The government constantly boasts of its hospital building programme, although capital spending accounts for only about 6 per cent of the NHS budget. It is rather quieter about the increasing extent to which new building developments are funded by land and property sales. The percentage of capital spending on the hospital and community health services which came from this source rose from 4.6 per cent in 1983/4 to 23.2 per cent in 1988/9 and then fell with the collapse of the property market.
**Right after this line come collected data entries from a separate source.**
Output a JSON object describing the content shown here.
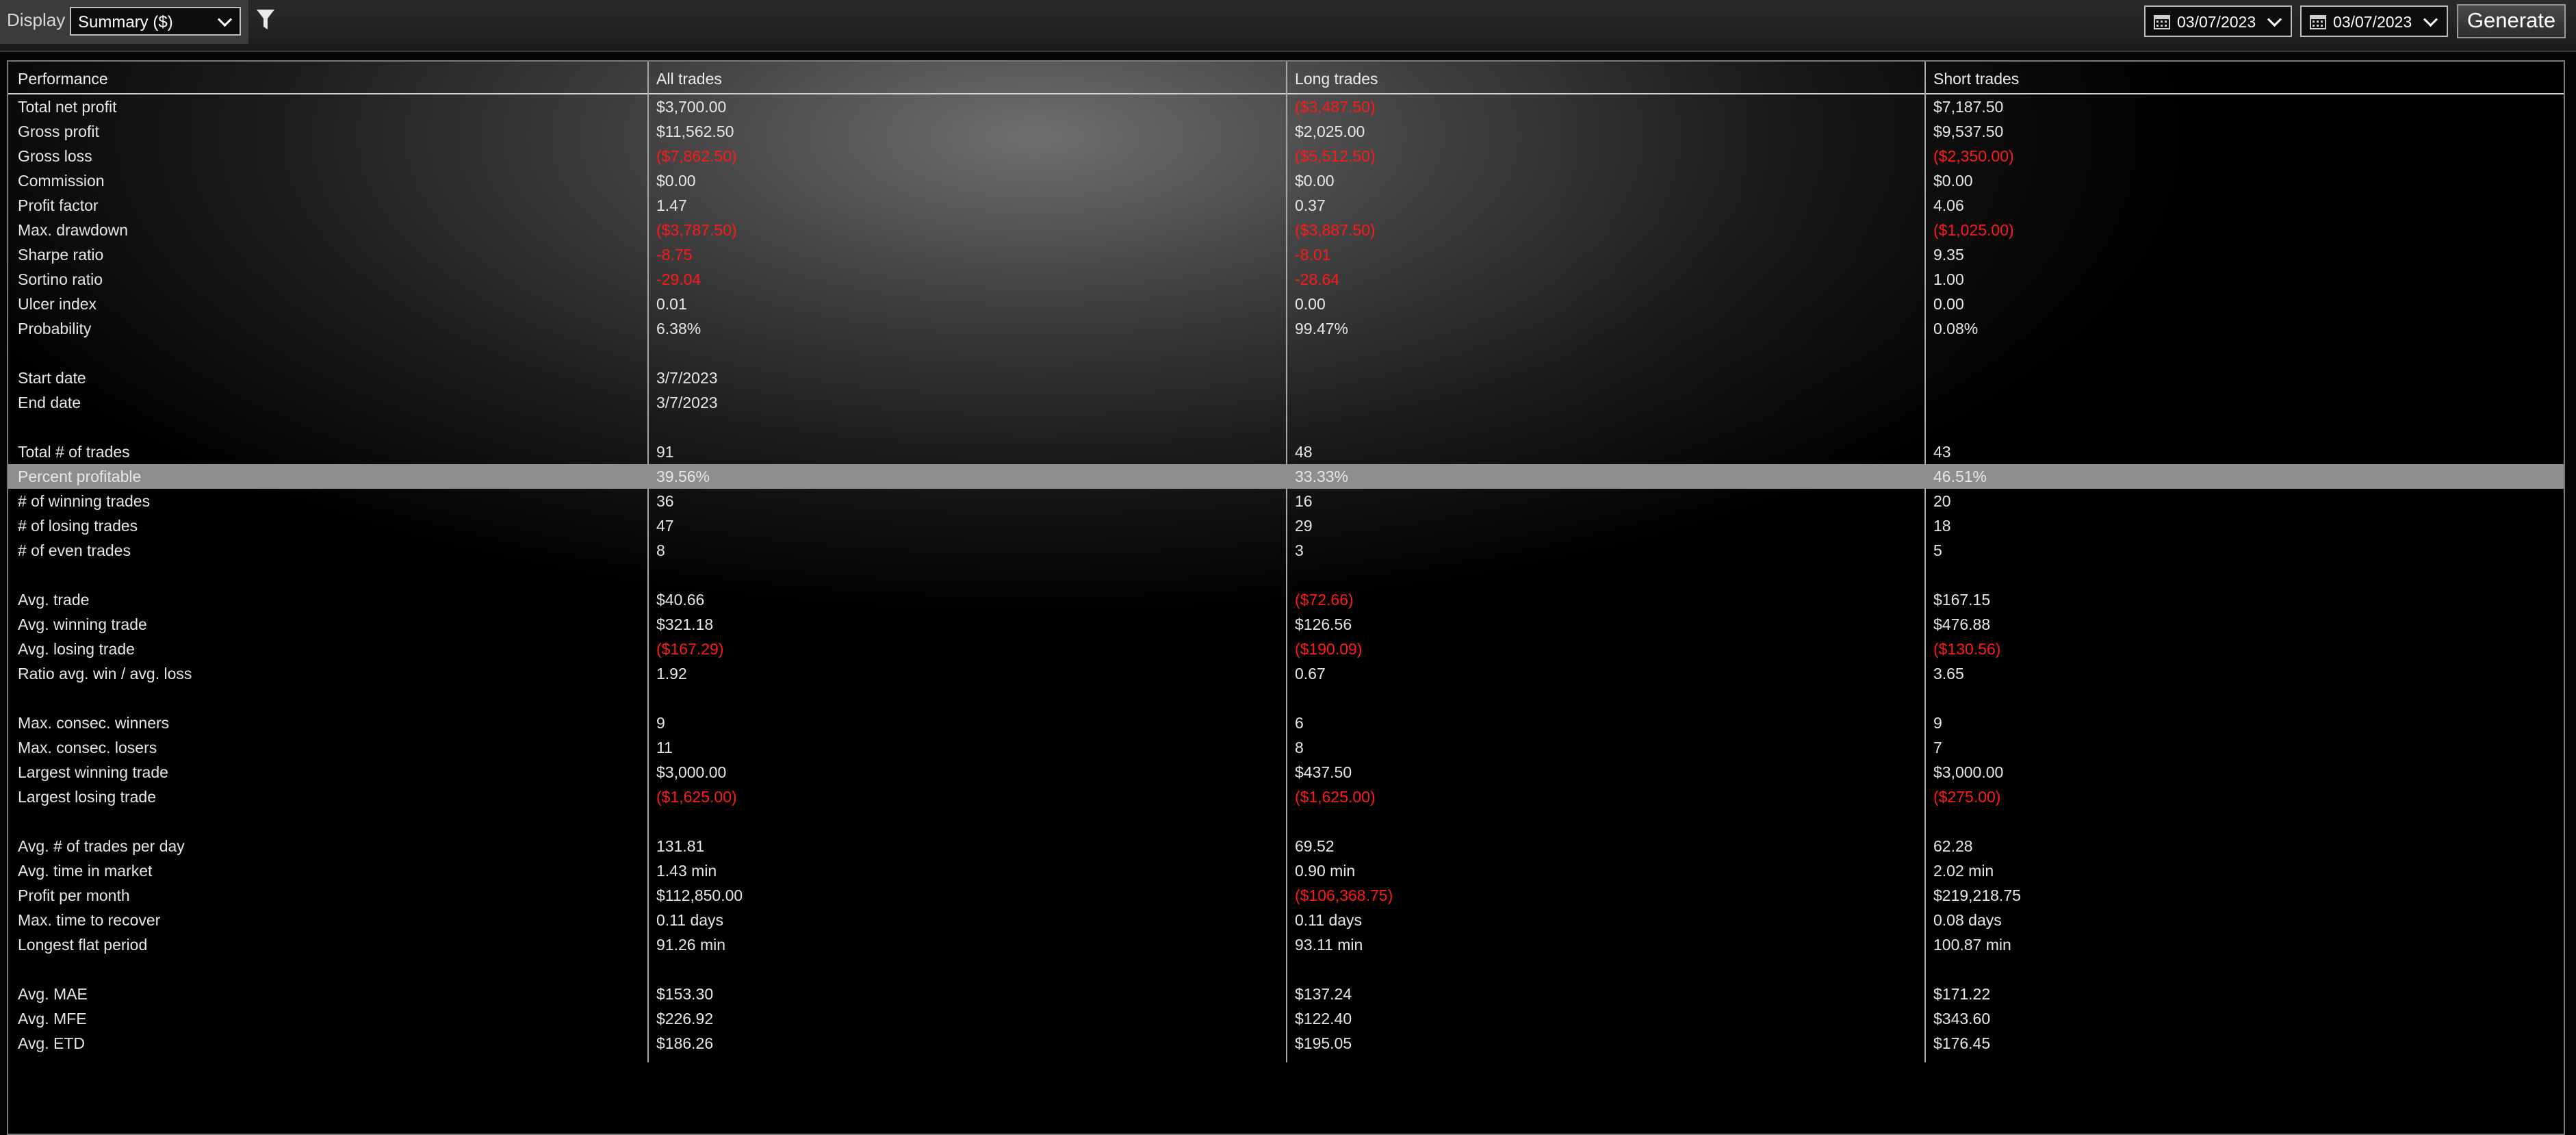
{
  "toolbar": {
    "display_label": "Display",
    "display_value": "Summary ($)",
    "date_from": "03/07/2023",
    "date_to": "03/07/2023",
    "generate_label": "Generate"
  },
  "columns": [
    "Performance",
    "All trades",
    "Long trades",
    "Short trades"
  ],
  "negative_color": "#ff1a1a",
  "selected_row": "Percent profitable",
  "rows": [
    {
      "label": "Total net profit",
      "all": "$3,700.00",
      "long": "($3,487.50)",
      "short": "$7,187.50"
    },
    {
      "label": "Gross profit",
      "all": "$11,562.50",
      "long": "$2,025.00",
      "short": "$9,537.50"
    },
    {
      "label": "Gross loss",
      "all": "($7,862.50)",
      "long": "($5,512.50)",
      "short": "($2,350.00)"
    },
    {
      "label": "Commission",
      "all": "$0.00",
      "long": "$0.00",
      "short": "$0.00"
    },
    {
      "label": "Profit factor",
      "all": "1.47",
      "long": "0.37",
      "short": "4.06"
    },
    {
      "label": "Max. drawdown",
      "all": "($3,787.50)",
      "long": "($3,887.50)",
      "short": "($1,025.00)"
    },
    {
      "label": "Sharpe ratio",
      "all": "-8.75",
      "long": "-8.01",
      "short": "9.35"
    },
    {
      "label": "Sortino ratio",
      "all": "-29.04",
      "long": "-28.64",
      "short": "1.00"
    },
    {
      "label": "Ulcer index",
      "all": "0.01",
      "long": "0.00",
      "short": "0.00"
    },
    {
      "label": "Probability",
      "all": "6.38%",
      "long": "99.47%",
      "short": "0.08%"
    },
    {
      "label": "",
      "all": "",
      "long": "",
      "short": ""
    },
    {
      "label": "Start date",
      "all": "3/7/2023",
      "long": "",
      "short": ""
    },
    {
      "label": "End date",
      "all": "3/7/2023",
      "long": "",
      "short": ""
    },
    {
      "label": "",
      "all": "",
      "long": "",
      "short": ""
    },
    {
      "label": "Total # of trades",
      "all": "91",
      "long": "48",
      "short": "43"
    },
    {
      "label": "Percent profitable",
      "all": "39.56%",
      "long": "33.33%",
      "short": "46.51%"
    },
    {
      "label": "# of winning trades",
      "all": "36",
      "long": "16",
      "short": "20"
    },
    {
      "label": "# of losing trades",
      "all": "47",
      "long": "29",
      "short": "18"
    },
    {
      "label": "# of even trades",
      "all": "8",
      "long": "3",
      "short": "5"
    },
    {
      "label": "",
      "all": "",
      "long": "",
      "short": ""
    },
    {
      "label": "Avg. trade",
      "all": "$40.66",
      "long": "($72.66)",
      "short": "$167.15"
    },
    {
      "label": "Avg. winning trade",
      "all": "$321.18",
      "long": "$126.56",
      "short": "$476.88"
    },
    {
      "label": "Avg. losing trade",
      "all": "($167.29)",
      "long": "($190.09)",
      "short": "($130.56)"
    },
    {
      "label": "Ratio avg. win / avg. loss",
      "all": "1.92",
      "long": "0.67",
      "short": "3.65"
    },
    {
      "label": "",
      "all": "",
      "long": "",
      "short": ""
    },
    {
      "label": "Max. consec. winners",
      "all": "9",
      "long": "6",
      "short": "9"
    },
    {
      "label": "Max. consec. losers",
      "all": "11",
      "long": "8",
      "short": "7"
    },
    {
      "label": "Largest winning trade",
      "all": "$3,000.00",
      "long": "$437.50",
      "short": "$3,000.00"
    },
    {
      "label": "Largest losing trade",
      "all": "($1,625.00)",
      "long": "($1,625.00)",
      "short": "($275.00)"
    },
    {
      "label": "",
      "all": "",
      "long": "",
      "short": ""
    },
    {
      "label": "Avg. # of trades per day",
      "all": "131.81",
      "long": "69.52",
      "short": "62.28"
    },
    {
      "label": "Avg. time in market",
      "all": "1.43 min",
      "long": "0.90 min",
      "short": "2.02 min"
    },
    {
      "label": "Profit per month",
      "all": "$112,850.00",
      "long": "($106,368.75)",
      "short": "$219,218.75"
    },
    {
      "label": "Max. time to recover",
      "all": "0.11 days",
      "long": "0.11 days",
      "short": "0.08 days"
    },
    {
      "label": "Longest flat period",
      "all": "91.26 min",
      "long": "93.11 min",
      "short": "100.87 min"
    },
    {
      "label": "",
      "all": "",
      "long": "",
      "short": ""
    },
    {
      "label": "Avg. MAE",
      "all": "$153.30",
      "long": "$137.24",
      "short": "$171.22"
    },
    {
      "label": "Avg. MFE",
      "all": "$226.92",
      "long": "$122.40",
      "short": "$343.60"
    },
    {
      "label": "Avg. ETD",
      "all": "$186.26",
      "long": "$195.05",
      "short": "$176.45"
    }
  ]
}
Spending on the family practitioner services includes payments for general practitioner, dental, and pharmaceutical services, and vouchers for spectacles. These make up about a third of the NHS budget in England. As there were no cash limits before the new contract for general practitioners, spending on these services in England increased by 30.2 per cent ahead of NHS pay and prices over the period 1978/9 to 1988/9, but then fell by 2.2 per cent of the 1978/9 value in the next two years from 1988/9 to 1990/91. But there are no estimates of the extent to which this apparently generous increase was offset by the effects of increases in the numbers of very elderly people, earlier discharge from hospital and general practitioners taking on new work which they did not do in the past and employing additional staff to do it.
Not all of the increased spending came from the government. As well as the growing contribution of land and property sales, there has also been a rise in direct charges to users of services. The proportion of the costs of the family practitioner services in the United Kingdom which came from patient charges rose from 6 per cent in 1978/9 to 8.8 per cent in 1984/5, and levelled off to 8.3 per cent by 1989/90.
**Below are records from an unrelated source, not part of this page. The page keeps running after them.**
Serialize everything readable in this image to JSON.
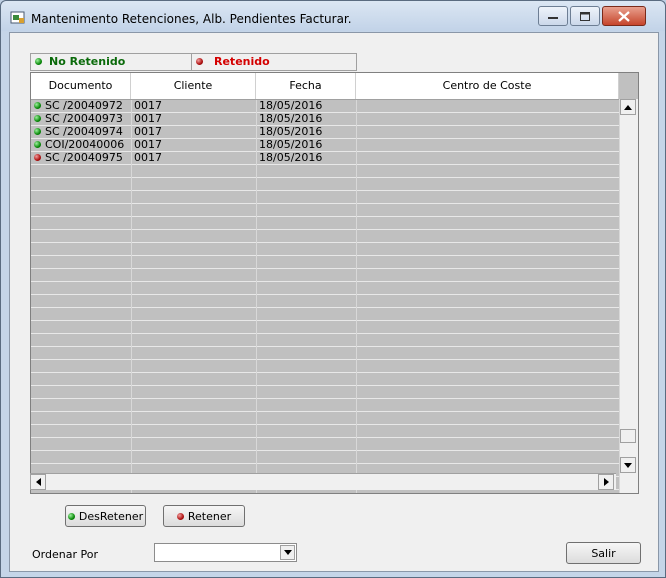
{
  "window": {
    "title": "Mantenimento Retenciones, Alb. Pendientes Facturar."
  },
  "legend": {
    "no_retenido": "No Retenido",
    "retenido": "Retenido",
    "no_retenido_color": "#0a6a0a",
    "retenido_color": "#d40000"
  },
  "grid": {
    "columns": [
      "Documento",
      "Cliente",
      "Fecha",
      "Centro de Coste"
    ],
    "rows": [
      {
        "status": "green",
        "documento": "SC /20040972",
        "cliente": "0017",
        "fecha": "18/05/2016",
        "centro": ""
      },
      {
        "status": "green",
        "documento": "SC /20040973",
        "cliente": "0017",
        "fecha": "18/05/2016",
        "centro": ""
      },
      {
        "status": "green",
        "documento": "SC /20040974",
        "cliente": "0017",
        "fecha": "18/05/2016",
        "centro": ""
      },
      {
        "status": "green",
        "documento": "COI/20040006",
        "cliente": "0017",
        "fecha": "18/05/2016",
        "centro": ""
      },
      {
        "status": "red",
        "documento": "SC /20040975",
        "cliente": "0017",
        "fecha": "18/05/2016",
        "centro": ""
      }
    ]
  },
  "buttons": {
    "desretener": "DesRetener",
    "retener": "Retener",
    "salir": "Salir"
  },
  "ordenar": {
    "label": "Ordenar Por",
    "value": ""
  }
}
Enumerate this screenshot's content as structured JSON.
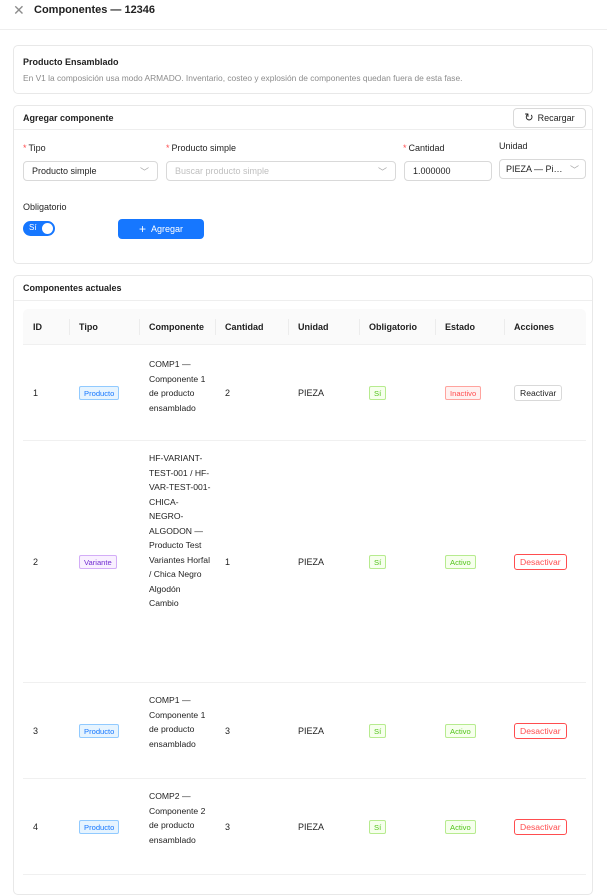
{
  "header": {
    "title": "Componentes — 12346"
  },
  "info": {
    "title": "Producto Ensamblado",
    "description": "En V1 la composición usa modo ARMADO. Inventario, costeo y explosión de componentes quedan fuera de esta fase."
  },
  "form": {
    "title": "Agregar componente",
    "reload_label": "Recargar",
    "tipo_label": "Tipo",
    "tipo_value": "Producto simple",
    "producto_label": "Producto simple",
    "producto_placeholder": "Buscar producto simple",
    "cantidad_label": "Cantidad",
    "cantidad_value": "1.000000",
    "unidad_label": "Unidad",
    "unidad_value": "PIEZA — Pie...",
    "obligatorio_label": "Obligatorio",
    "obligatorio_switch": "Sí",
    "add_label": "Agregar",
    "required_mark": "*"
  },
  "table": {
    "title": "Componentes actuales",
    "columns": [
      "ID",
      "Tipo",
      "Componente",
      "Cantidad",
      "Unidad",
      "Obligatorio",
      "Estado",
      "Acciones"
    ],
    "rows": [
      {
        "id": "1",
        "tipo": "Producto",
        "componente": "COMP1 — Componente 1 de producto ensamblado",
        "cantidad": "2",
        "unidad": "PIEZA",
        "obligatorio": "Sí",
        "estado": "Inactivo",
        "accion": "Reactivar"
      },
      {
        "id": "2",
        "tipo": "Variante",
        "componente": "HF-VARIANT-TEST-001 / HF-VAR-TEST-001-CHICA-NEGRO-ALGODON — Producto Test Variantes Horfal / Chica Negro Algodón Cambio",
        "cantidad": "1",
        "unidad": "PIEZA",
        "obligatorio": "Sí",
        "estado": "Activo",
        "accion": "Desactivar"
      },
      {
        "id": "3",
        "tipo": "Producto",
        "componente": "COMP1 — Componente 1 de producto ensamblado",
        "cantidad": "3",
        "unidad": "PIEZA",
        "obligatorio": "Sí",
        "estado": "Activo",
        "accion": "Desactivar"
      },
      {
        "id": "4",
        "tipo": "Producto",
        "componente": "COMP2 — Componente 2 de producto ensamblado",
        "cantidad": "3",
        "unidad": "PIEZA",
        "obligatorio": "Sí",
        "estado": "Activo",
        "accion": "Desactivar"
      }
    ]
  },
  "colors": {
    "primary": "#1677ff",
    "danger": "#ff4d4f",
    "success": "#52c41a",
    "purple": "#722ed1"
  },
  "icons": {
    "close": "close-icon",
    "reload": "reload-icon",
    "plus": "plus-icon",
    "chevron": "chevron-down-icon"
  }
}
Although NHS spending is slightly higher in Wales, Scotland and Northern Ireland than in England, similar points can be made about the figures for these countries. They show that the although the cost of the NHS to the economy has increased, this has been inadequate to keep pace with changes in the population.
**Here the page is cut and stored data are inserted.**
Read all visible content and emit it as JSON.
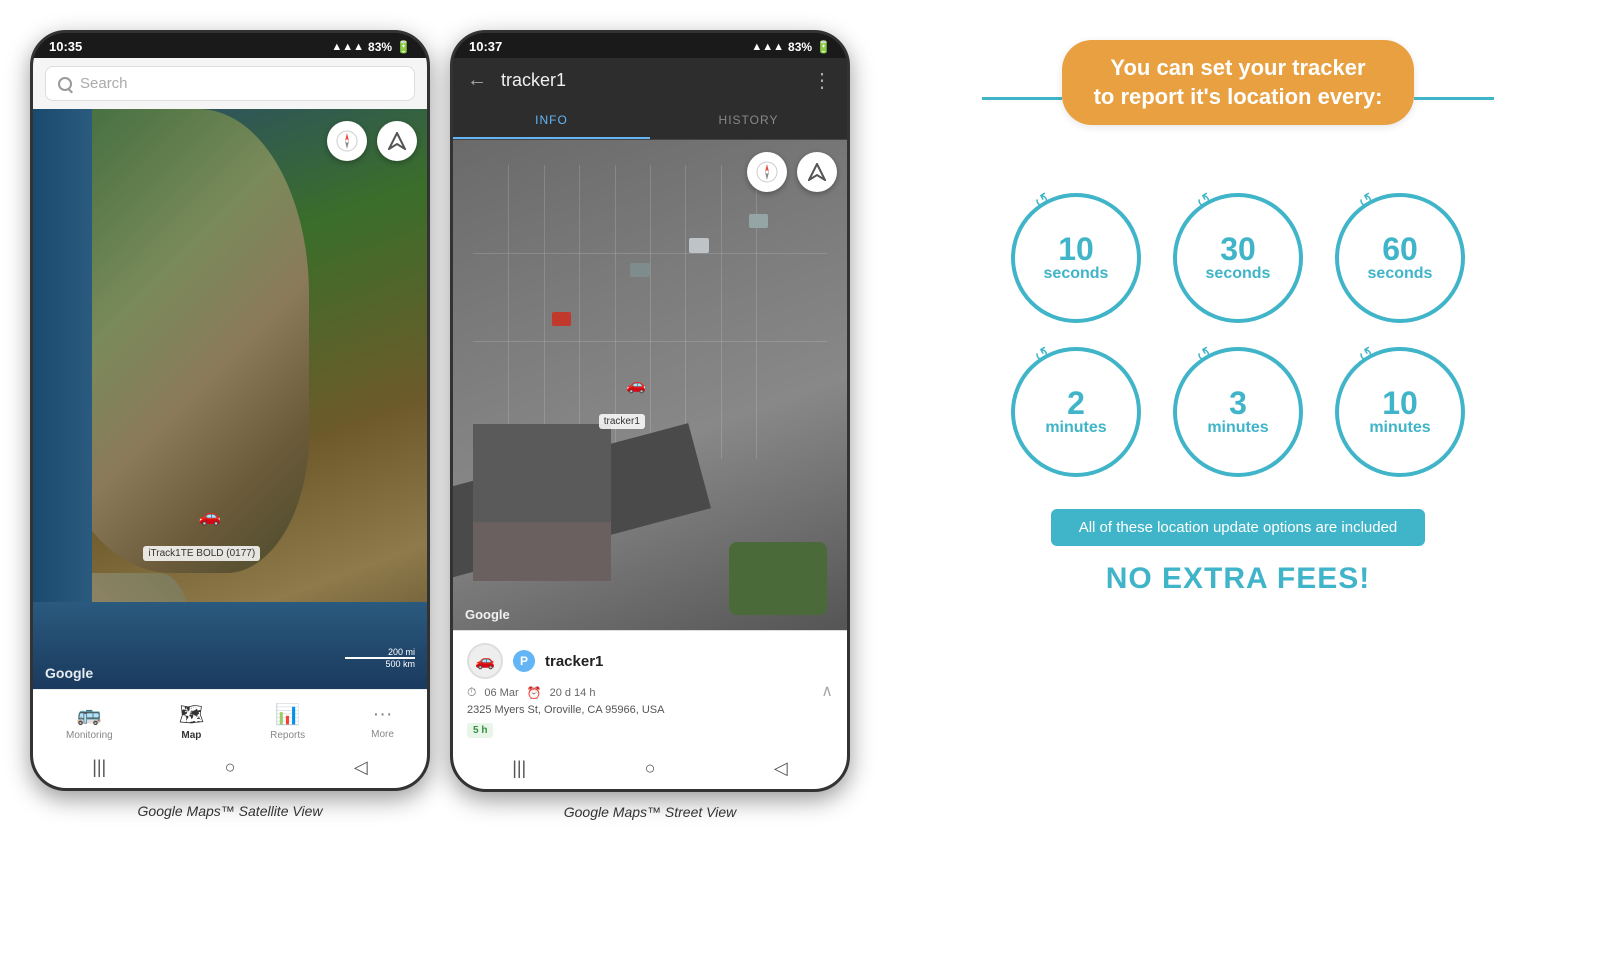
{
  "phone1": {
    "status_bar": {
      "time": "10:35",
      "signal": "▲▲▲",
      "network": ".al",
      "battery": "83%"
    },
    "search": {
      "placeholder": "Search"
    },
    "map": {
      "tracker_label": "iTrack1TE BOLD (0177)",
      "google_watermark": "Google",
      "scale_200mi": "200 mi",
      "scale_500km": "500 km"
    },
    "nav_items": [
      {
        "label": "Monitoring",
        "active": false
      },
      {
        "label": "Map",
        "active": true
      },
      {
        "label": "Reports",
        "active": false
      },
      {
        "label": "More",
        "active": false
      }
    ],
    "caption": "Google Maps™ Satellite View"
  },
  "phone2": {
    "status_bar": {
      "time": "10:37",
      "signal": "▲▲▲",
      "network": ".al",
      "battery": "83%"
    },
    "header": {
      "title": "tracker1",
      "back_arrow": "←",
      "menu": "⋮"
    },
    "tabs": [
      {
        "label": "INFO",
        "active": true
      },
      {
        "label": "HISTORY",
        "active": false
      }
    ],
    "tracker_info": {
      "name": "tracker1",
      "date": "06 Mar",
      "duration": "20 d 14 h",
      "address": "2325 Myers St, Oroville, CA 95966, USA",
      "time_badge": "5 h",
      "tracker_label": "tracker1"
    },
    "caption": "Google Maps™ Street View"
  },
  "info_graphic": {
    "headline": "You can set your tracker\nto report it's location every:",
    "circles": [
      {
        "number": "10",
        "unit": "seconds"
      },
      {
        "number": "30",
        "unit": "seconds"
      },
      {
        "number": "60",
        "unit": "seconds"
      },
      {
        "number": "2",
        "unit": "minutes"
      },
      {
        "number": "3",
        "unit": "minutes"
      },
      {
        "number": "10",
        "unit": "minutes"
      }
    ],
    "included_text": "All of these location update options are included",
    "no_fees_text": "NO EXTRA FEES!"
  }
}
Now that the general election is over, it would not be surprising if the recent ‘growth spurt’ in NHS spending comes to an abrupt halt. It is likely that rationing of healthcare will move up the political agenda, and health authorities may attempt to justify cuts in service provision through public exercises in rationing like the Oregon experiment. The public may quickly find itself stampeded into supposedly ‘democratic’ decision making processes.
Up to now, there has been little co-ordinated discussion of the democratic and ethical dimensions of health care rationing. To remedy this, Radical Statistics Health Group is meeting with other concerned groups and individuals to discuss these issues, with a view to intervening in the wider debate on rationing.